The question is not why, we know why: systematic and institutional racism.

The question is how do African Americans in the college sports industry move this mountain.

“There are a lot of reasons there haven’t been hires,” Smith said. He conceded that there are some athletic directors who simply will not hire a Black head coach. “Some people just aren’t going to do it,” he said. “In their environment, they’re just not going to do it. I do believe that we could do a better job of putting in front of the hiring authorities more people of color so the list is bigger.”

He added: “We just need to do a better job of positioning qualified Black candidates to be head coaches. We need a stronger effort there. I think we have to get more strategic and more tactical.”

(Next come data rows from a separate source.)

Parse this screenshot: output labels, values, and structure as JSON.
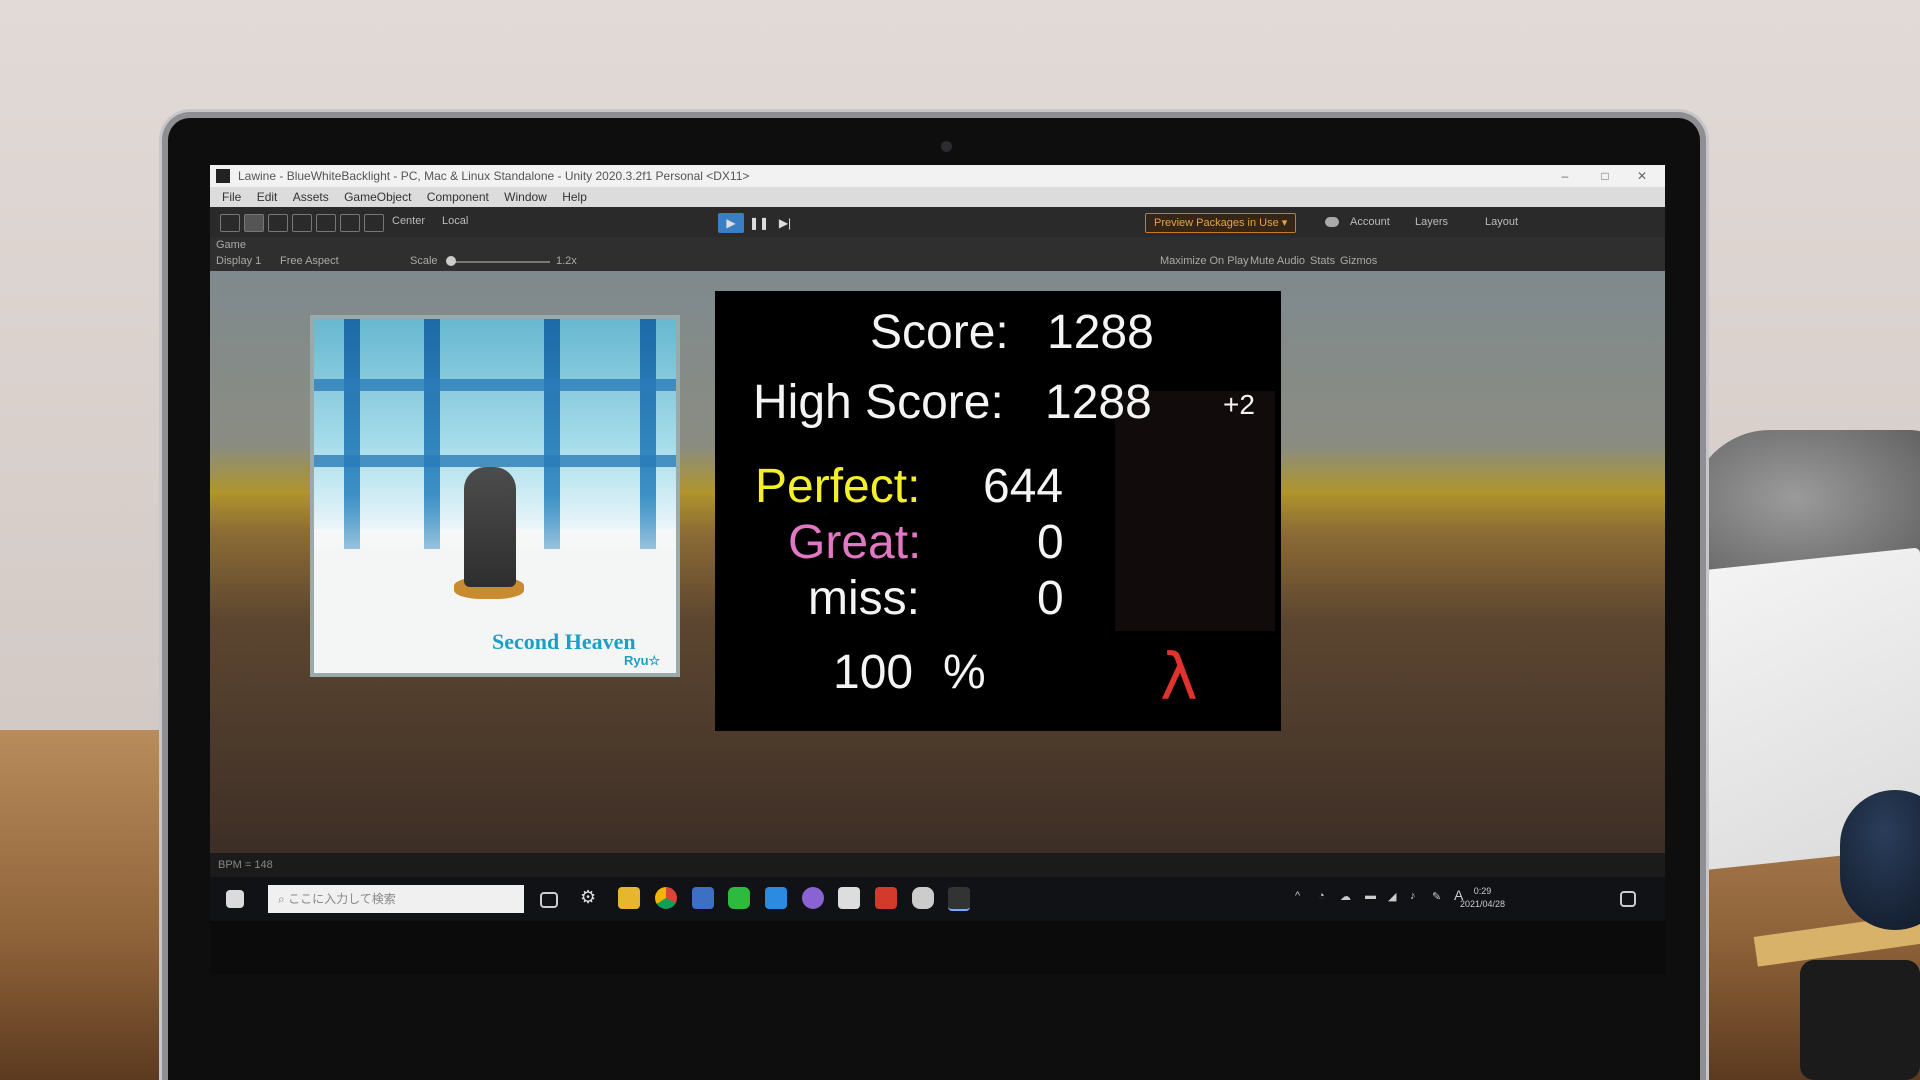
{
  "window": {
    "title": "Lawine - BlueWhiteBacklight - PC, Mac & Linux Standalone - Unity 2020.3.2f1 Personal <DX11>"
  },
  "menu": [
    "File",
    "Edit",
    "Assets",
    "GameObject",
    "Component",
    "Window",
    "Help"
  ],
  "toolbar": {
    "pivot_label": "Center",
    "space_label": "Local",
    "preview_packages": "Preview Packages in Use ▾",
    "account": "Account",
    "layers": "Layers",
    "layout": "Layout"
  },
  "game_view": {
    "tab": "Game",
    "display": "Display 1",
    "aspect": "Free Aspect",
    "scale_label": "Scale",
    "scale_value": "1.2x",
    "options": [
      "Maximize On Play",
      "Mute Audio",
      "Stats",
      "Gizmos"
    ]
  },
  "cover": {
    "title": "Second Heaven",
    "artist": "Ryu☆"
  },
  "results": {
    "score_label": "Score:",
    "score_value": "1288",
    "high_label": "High Score:",
    "high_value": "1288",
    "diff": "+2",
    "perfect_label": "Perfect:",
    "perfect_value": "644",
    "great_label": "Great:",
    "great_value": "0",
    "miss_label": "miss:",
    "miss_value": "0",
    "accuracy": "100",
    "percent_sign": "%",
    "grade": "λ"
  },
  "status": {
    "text": "BPM = 148"
  },
  "taskbar": {
    "search_placeholder": "ここに入力して検索",
    "ime": "A",
    "time": "0:29",
    "date": "2021/04/28"
  },
  "colors": {
    "perfect": "#f3ef2a",
    "great": "#e277c3",
    "grade": "#e0332d",
    "play_active": "#3a7fc4"
  }
}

There is a critical mass of influential Black athletic directors who can reach out to various presidents in the Power 5 universe when vacancies arise. There are African American athletic directors at places such as Michigan, Stanford, Auburn and Virginia.

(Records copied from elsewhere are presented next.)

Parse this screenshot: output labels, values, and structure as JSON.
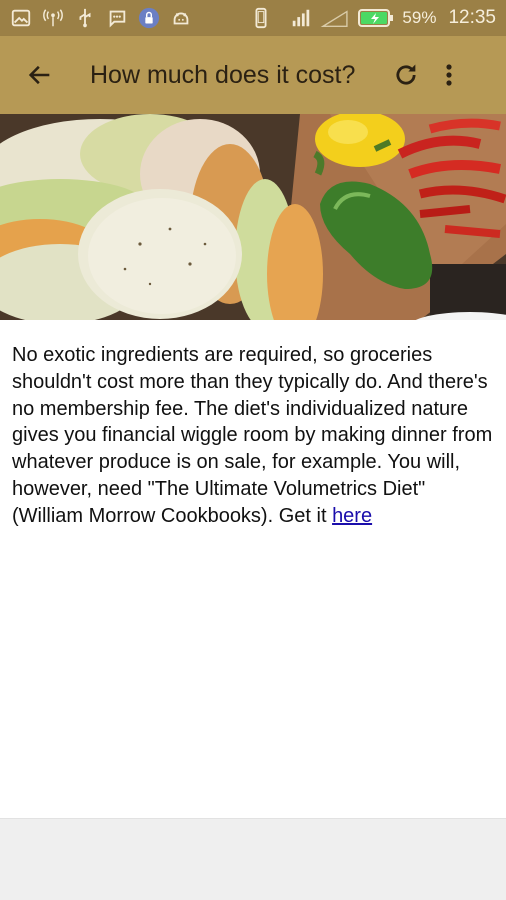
{
  "status_bar": {
    "battery_percent": "59%",
    "time": "12:35",
    "icons": [
      "image-icon",
      "signal-tower-icon",
      "usb-icon",
      "chat-icon",
      "lock-icon",
      "android-icon",
      "phone-icon",
      "signal-icon",
      "no-signal-icon",
      "battery-icon"
    ]
  },
  "app_bar": {
    "title": "How much does it cost?",
    "back_icon": "arrow-back-icon",
    "refresh_icon": "refresh-icon",
    "more_icon": "more-vert-icon"
  },
  "article": {
    "body": "No exotic ingredients are required, so groceries shouldn't cost more than they typically do. And there's no membership fee. The diet's individualized nature gives you financial wiggle room by making dinner from whatever produce is on sale, for example. You will, however, need \"The Ultimate Volumetrics Diet\" (William Morrow Cookbooks). Get it ",
    "link_text": "here"
  },
  "colors": {
    "status_bar": "#9b8046",
    "app_bar": "#b69955",
    "link": "#1a0dab"
  }
}
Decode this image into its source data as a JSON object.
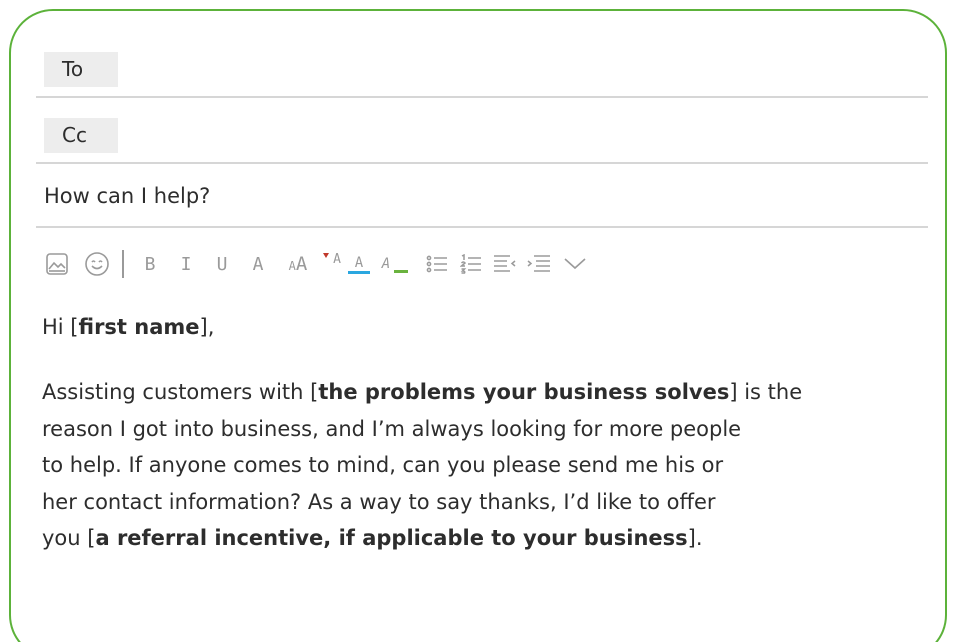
{
  "compose": {
    "to_label": "To",
    "cc_label": "Cc",
    "subject": "How can I help?"
  },
  "toolbar": {
    "bold": "B",
    "italic": "I",
    "underline": "U",
    "font": "A",
    "font_size_small": "A",
    "font_size_large": "A",
    "superscript": "A",
    "text_color": "A",
    "highlight": "A",
    "colors": {
      "text_color_underline": "#2aa7e0",
      "highlight_underline": "#6ab33e",
      "superscript_marker": "#c0392b"
    }
  },
  "message": {
    "greeting_prefix": "Hi [",
    "greeting_bold": "first name",
    "greeting_suffix": "],",
    "p1_prefix": "Assisting customers with [",
    "p1_bold": "the problems your business solves",
    "p1_suffix": "] is the",
    "line2": "reason I got into business, and I’m always looking for more people",
    "line3": "to help. If anyone comes to mind, can you please send me his or",
    "line4": "her contact information? As a way to say thanks, I’d like to offer",
    "line5_prefix": "you [",
    "line5_bold": "a referral incentive, if applicable to your business",
    "line5_suffix": "]."
  }
}
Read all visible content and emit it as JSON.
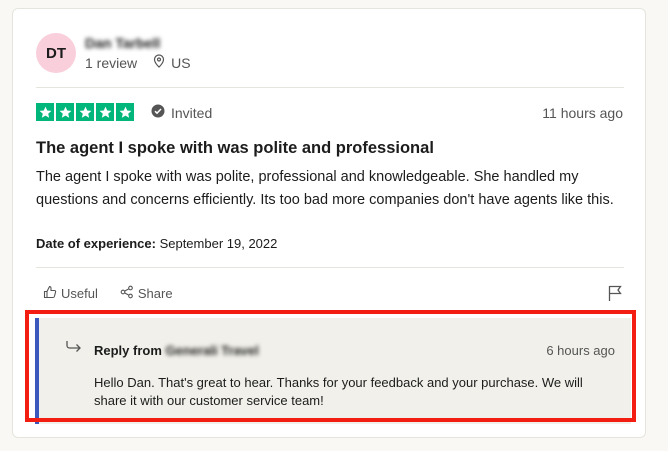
{
  "reviewer": {
    "initials": "DT",
    "name": "Dan Tarbell",
    "review_count": "1 review",
    "country": "US"
  },
  "review": {
    "rating": 5,
    "rating_color": "#00b67a",
    "invited_label": "Invited",
    "time_ago": "11 hours ago",
    "title": "The agent I spoke with was polite and professional",
    "body": "The agent I spoke with was polite, professional and knowledgeable. She handled my questions and concerns efficiently. Its too bad more companies don't have agents like this.",
    "date_label": "Date of experience:",
    "date_value": "September 19, 2022"
  },
  "actions": {
    "useful_label": "Useful",
    "share_label": "Share"
  },
  "reply": {
    "from_label": "Reply from",
    "company": "Generali Travel",
    "time_ago": "6 hours ago",
    "text": "Hello Dan. That's great to hear. Thanks for your feedback and your purchase. We will share it with our customer service team!",
    "accent_color": "#3c57bc",
    "highlight_color": "#f31d12"
  }
}
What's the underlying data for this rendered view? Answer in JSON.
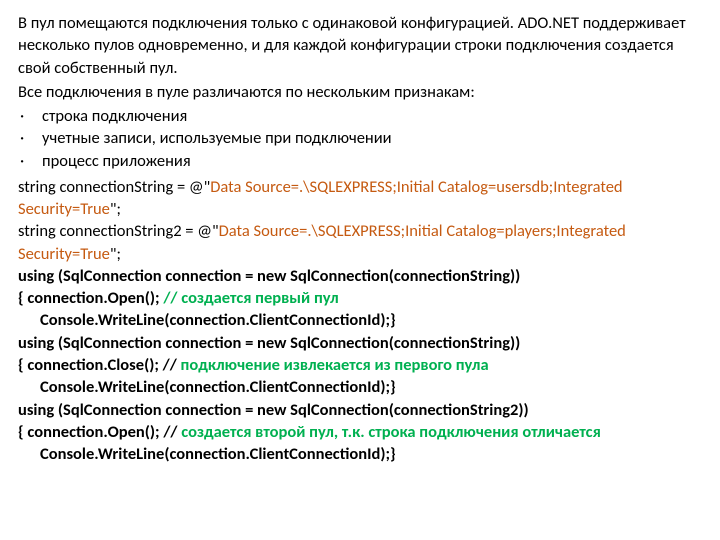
{
  "intro1": "В пул помещаются подключения только с одинаковой конфигурацией. ADO.NET поддерживает несколько пулов одновременно, и для каждой конфигурации строки подключения создается свой собственный пул.",
  "intro2": "Все подключения в пуле различаются по нескольким признакам:",
  "bullets": [
    "строка подключения",
    "учетные записи, используемые при подключении",
    "процесс приложения"
  ],
  "cs1_a": "string connectionString = @\"",
  "cs1_b": "Data Source=.\\SQLEXPRESS;Initial Catalog=usersdb;Integrated Security=True",
  "cs1_c": "\";",
  "cs2_a": "string connectionString2 = @\"",
  "cs2_b": "Data Source=.\\SQLEXPRESS;Initial Catalog=players;Integrated Security=True",
  "cs2_c": "\";",
  "u1": "using (SqlConnection connection = new SqlConnection(connectionString))",
  "u1b1": "{    connection.Open(); ",
  "u1b1_c": "// создается первый пул",
  "u1b2": "Console.WriteLine(connection.ClientConnectionId);}",
  "u2": "using (SqlConnection connection = new SqlConnection(connectionString))",
  "u2b1": "{    connection.Close(); // ",
  "u2b1_c": "подключение извлекается из первого пула",
  "u2b2": "Console.WriteLine(connection.ClientConnectionId);}",
  "u3": "using (SqlConnection connection = new SqlConnection(connectionString2))",
  "u3b1": "{  connection.Open(); // ",
  "u3b1_c": "создается второй пул, т.к. строка подключения отличается",
  "u3b2": "Console.WriteLine(connection.ClientConnectionId);}"
}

Big-time programs such as Ohio State and Alabama have long understood the value of African American athletes. Just look at Monday night’s title game.

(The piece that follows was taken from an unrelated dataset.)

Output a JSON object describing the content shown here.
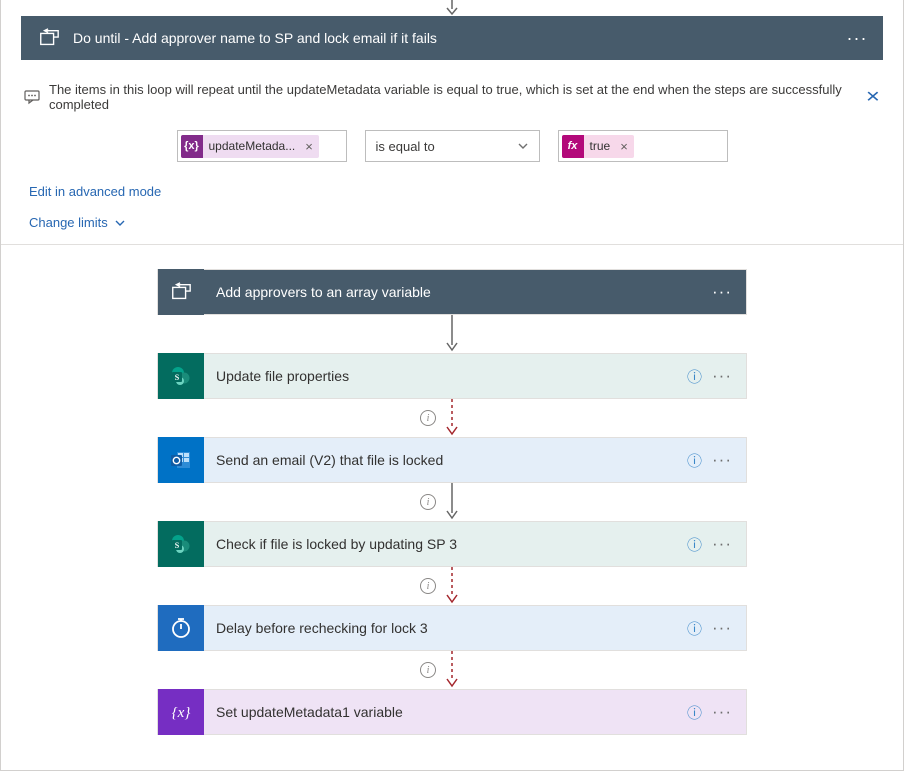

“Now if there’s a job open somewhere, I know which Black ADs are interested in that job and I can call that president,” Smith said. “Warde Manuel [Michigan] can call that president. Bernard Muir [Stanford] can call that president. Stan Wilcox [NCAA] can call that president,” Smith said. “Back in the day, it was just me. That was the good ol’ boys system. Now we can do it. Now I got powerful Black brothers in AD positions who can say, ‘Hey, Martin Jarmond would be great at UCLA. Who knows that president?’ ”

In May, Jarmond became UCLA’s first Black athletic director.

“I think presidents and ADs will make that hire,” Smith said. “I just don’t think we’ve done as good a job in helping those ADs know who the talent is. We have got to find a way to elevate more Black leadership in our head-coaching ranks.”

Big-time programs such as Ohio State and Alabama have long understood the value of African American athletes. Just look at Monday night’s title game.

The trick is to convince college presidents and reluctant athletic directors that hiring Black head coaches and administrators is just as good for business.